Comme vous le savez déjà, j’ai demandé qu’une « équipe synodale » soit constituée dans chaque paroisse, ou par paroisses regroupées, pour approfondir les questions abordées au cours de cette session synodale et me transmettre les fruits de leurs réflexions. Elles contribueront ainsi au « mûrissement » souhaité.Je voudrais ajouter un mot sur les médias généralistes. Nous sommes suffisamment enracinés dans la culture médiatique pour être capables de gérer notre relation aux médias avec esprit critique. Nous ne pouvons pas souhaiter les utiliser et leur reprocher d’exister ! Nous ne pouvons pas les accuser de ne pas voir ni comprendre ce qui n’entre pas dans leurs schémas de pensée.
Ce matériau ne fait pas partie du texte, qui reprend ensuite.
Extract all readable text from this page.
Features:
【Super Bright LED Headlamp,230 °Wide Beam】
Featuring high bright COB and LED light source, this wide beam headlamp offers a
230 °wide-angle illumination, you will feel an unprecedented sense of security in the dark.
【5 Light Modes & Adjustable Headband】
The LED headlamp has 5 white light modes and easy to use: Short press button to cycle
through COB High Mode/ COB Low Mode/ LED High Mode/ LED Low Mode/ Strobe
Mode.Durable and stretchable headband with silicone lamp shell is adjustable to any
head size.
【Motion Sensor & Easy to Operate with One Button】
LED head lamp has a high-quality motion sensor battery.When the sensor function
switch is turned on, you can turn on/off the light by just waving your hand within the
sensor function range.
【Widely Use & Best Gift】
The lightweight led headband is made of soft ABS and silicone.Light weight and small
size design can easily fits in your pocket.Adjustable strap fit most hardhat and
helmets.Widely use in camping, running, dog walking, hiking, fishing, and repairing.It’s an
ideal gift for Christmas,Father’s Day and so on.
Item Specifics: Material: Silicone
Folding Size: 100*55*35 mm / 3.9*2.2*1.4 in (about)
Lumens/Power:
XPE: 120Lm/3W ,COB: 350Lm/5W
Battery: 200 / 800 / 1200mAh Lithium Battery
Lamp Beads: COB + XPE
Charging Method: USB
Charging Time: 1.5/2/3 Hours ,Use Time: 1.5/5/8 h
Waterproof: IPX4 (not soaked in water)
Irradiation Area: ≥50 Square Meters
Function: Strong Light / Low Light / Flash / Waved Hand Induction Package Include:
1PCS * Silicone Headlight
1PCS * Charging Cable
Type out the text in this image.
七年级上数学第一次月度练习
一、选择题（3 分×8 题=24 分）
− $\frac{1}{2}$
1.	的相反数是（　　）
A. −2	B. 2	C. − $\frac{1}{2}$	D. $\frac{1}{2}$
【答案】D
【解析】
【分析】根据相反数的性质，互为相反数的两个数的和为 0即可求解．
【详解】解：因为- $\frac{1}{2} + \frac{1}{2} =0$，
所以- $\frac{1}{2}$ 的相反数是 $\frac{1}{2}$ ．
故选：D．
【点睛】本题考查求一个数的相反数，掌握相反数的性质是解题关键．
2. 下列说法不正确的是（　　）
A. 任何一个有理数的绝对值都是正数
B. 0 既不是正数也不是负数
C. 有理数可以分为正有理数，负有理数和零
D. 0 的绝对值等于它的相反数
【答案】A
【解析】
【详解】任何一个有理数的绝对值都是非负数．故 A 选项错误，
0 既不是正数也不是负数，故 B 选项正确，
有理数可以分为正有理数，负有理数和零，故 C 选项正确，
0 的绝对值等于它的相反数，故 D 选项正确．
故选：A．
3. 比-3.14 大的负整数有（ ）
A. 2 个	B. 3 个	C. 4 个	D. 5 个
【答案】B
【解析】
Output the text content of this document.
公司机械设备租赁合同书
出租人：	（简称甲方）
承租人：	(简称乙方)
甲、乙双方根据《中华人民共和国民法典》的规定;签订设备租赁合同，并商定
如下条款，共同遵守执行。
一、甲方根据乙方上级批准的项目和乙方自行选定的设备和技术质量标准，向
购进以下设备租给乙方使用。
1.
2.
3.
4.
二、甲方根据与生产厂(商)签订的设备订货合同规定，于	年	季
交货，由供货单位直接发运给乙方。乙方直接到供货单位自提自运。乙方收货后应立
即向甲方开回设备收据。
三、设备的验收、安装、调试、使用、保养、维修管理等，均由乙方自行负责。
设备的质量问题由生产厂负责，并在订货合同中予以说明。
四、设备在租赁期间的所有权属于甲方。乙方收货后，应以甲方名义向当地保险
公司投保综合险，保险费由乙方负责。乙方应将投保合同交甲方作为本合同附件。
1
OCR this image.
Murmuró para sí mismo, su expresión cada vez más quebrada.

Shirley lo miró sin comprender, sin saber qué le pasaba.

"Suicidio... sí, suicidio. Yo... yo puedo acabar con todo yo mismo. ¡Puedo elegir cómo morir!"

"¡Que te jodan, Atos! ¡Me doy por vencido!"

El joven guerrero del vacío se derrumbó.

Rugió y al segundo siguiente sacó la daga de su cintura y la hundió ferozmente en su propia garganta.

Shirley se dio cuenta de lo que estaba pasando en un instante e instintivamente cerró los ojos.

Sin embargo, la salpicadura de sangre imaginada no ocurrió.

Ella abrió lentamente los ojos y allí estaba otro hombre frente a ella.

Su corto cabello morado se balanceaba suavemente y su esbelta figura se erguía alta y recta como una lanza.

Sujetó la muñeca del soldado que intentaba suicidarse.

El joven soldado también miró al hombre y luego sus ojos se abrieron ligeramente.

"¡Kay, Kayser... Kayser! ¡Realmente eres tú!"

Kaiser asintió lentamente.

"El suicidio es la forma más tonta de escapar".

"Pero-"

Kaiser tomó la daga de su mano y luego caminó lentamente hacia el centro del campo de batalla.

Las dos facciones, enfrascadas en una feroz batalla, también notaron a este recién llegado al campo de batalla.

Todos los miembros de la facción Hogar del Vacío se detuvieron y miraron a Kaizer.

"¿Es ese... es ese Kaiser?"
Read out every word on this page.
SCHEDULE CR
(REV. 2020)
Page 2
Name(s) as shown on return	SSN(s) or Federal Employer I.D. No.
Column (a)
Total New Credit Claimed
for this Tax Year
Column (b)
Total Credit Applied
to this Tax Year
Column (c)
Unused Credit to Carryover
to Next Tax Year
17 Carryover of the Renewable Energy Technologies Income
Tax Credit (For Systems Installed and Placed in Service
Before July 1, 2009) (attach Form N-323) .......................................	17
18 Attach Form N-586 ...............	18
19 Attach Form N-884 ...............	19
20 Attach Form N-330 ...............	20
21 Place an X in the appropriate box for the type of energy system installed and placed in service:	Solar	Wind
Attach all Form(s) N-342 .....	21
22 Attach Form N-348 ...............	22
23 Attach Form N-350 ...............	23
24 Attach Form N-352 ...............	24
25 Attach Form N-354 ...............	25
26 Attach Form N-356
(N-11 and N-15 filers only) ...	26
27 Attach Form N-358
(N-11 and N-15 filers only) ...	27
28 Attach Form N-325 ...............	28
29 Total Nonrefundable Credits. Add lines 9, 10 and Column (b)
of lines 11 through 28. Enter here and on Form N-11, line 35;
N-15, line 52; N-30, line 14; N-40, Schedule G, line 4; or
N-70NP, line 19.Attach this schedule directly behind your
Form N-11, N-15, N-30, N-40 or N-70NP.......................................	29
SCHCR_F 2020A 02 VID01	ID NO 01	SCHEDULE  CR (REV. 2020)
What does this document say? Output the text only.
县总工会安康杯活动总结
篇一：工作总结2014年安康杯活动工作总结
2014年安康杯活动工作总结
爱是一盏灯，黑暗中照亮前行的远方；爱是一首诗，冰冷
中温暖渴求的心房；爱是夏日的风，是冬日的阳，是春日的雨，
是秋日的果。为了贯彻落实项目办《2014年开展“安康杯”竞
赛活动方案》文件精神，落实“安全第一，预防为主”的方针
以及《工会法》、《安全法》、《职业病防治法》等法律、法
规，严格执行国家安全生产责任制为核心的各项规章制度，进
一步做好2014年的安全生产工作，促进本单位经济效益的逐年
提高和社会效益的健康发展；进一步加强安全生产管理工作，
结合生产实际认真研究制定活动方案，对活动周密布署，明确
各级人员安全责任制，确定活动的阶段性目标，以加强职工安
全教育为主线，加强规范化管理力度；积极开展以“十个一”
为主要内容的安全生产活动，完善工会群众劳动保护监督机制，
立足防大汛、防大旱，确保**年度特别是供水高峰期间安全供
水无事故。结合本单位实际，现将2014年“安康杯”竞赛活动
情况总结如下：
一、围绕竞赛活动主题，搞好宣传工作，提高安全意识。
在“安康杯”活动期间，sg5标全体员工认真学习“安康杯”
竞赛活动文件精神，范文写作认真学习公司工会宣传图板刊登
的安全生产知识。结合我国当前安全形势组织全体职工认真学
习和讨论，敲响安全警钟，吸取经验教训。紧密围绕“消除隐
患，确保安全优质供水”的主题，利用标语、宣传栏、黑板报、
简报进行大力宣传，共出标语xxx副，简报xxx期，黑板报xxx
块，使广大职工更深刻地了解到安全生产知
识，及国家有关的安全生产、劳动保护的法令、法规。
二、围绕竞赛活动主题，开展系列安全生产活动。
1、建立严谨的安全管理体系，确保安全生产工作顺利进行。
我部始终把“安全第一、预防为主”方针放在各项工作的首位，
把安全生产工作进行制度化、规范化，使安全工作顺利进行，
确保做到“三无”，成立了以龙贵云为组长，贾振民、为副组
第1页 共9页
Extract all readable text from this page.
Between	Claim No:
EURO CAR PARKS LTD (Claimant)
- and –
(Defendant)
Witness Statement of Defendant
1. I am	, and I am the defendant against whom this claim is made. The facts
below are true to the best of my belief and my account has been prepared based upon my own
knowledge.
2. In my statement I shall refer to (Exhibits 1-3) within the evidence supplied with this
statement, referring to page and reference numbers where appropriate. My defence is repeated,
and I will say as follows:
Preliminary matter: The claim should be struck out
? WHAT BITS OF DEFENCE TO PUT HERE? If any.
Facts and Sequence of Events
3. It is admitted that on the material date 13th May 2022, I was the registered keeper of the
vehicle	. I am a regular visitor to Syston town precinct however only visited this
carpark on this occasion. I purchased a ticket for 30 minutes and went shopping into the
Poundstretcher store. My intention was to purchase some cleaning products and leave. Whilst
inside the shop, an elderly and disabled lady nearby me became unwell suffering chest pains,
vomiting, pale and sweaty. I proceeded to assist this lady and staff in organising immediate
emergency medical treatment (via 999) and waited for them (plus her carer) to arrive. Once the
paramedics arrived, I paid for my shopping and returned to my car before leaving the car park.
À nous de ne pas nous laisser égarer par une confiance aveugle et prendre pour argent comptant ce que nous lisons dans les journaux. À nous surtout d’apporter aux chrétiens une information plus objective et plus raisonnée.
Pour terminer, je vous invite à rendre grâce. Au cours de cette session, notre Église a montré qu’elle est capable d’exprimer des différences de situation, des différences d’analyse et des différences doctrinales sans être entraînée à un éclatement fratricide. Les votes, largement majoritaires, du Message du synode et de la relatio finale manifestent que notre force de communion est capable d’assumer des différences légitimes et même d’en sortir renforcée. La communion, nous savons tous que c’est une œuvre commune dont le Seigneur nous rend artisans, à commencer par la communion diocésaine que nous vivons dans notre diversité. En tout cas, je serai heureux que vous puissiez m’adresser vous-mêmes vos propres réflexions.
En vous souhaitant de bonnes fêtes de le Toussaint, je vous assure de mes sentiments cordiaux et de ma prière.
+André cardinal VINGT-TROIS
Archevêque de Paris
– Conclusion de la première session du Synode sur la famille
– Relatio Synodi “Les défis pastoraux sur la famille dans le contexte de l’évangélisation”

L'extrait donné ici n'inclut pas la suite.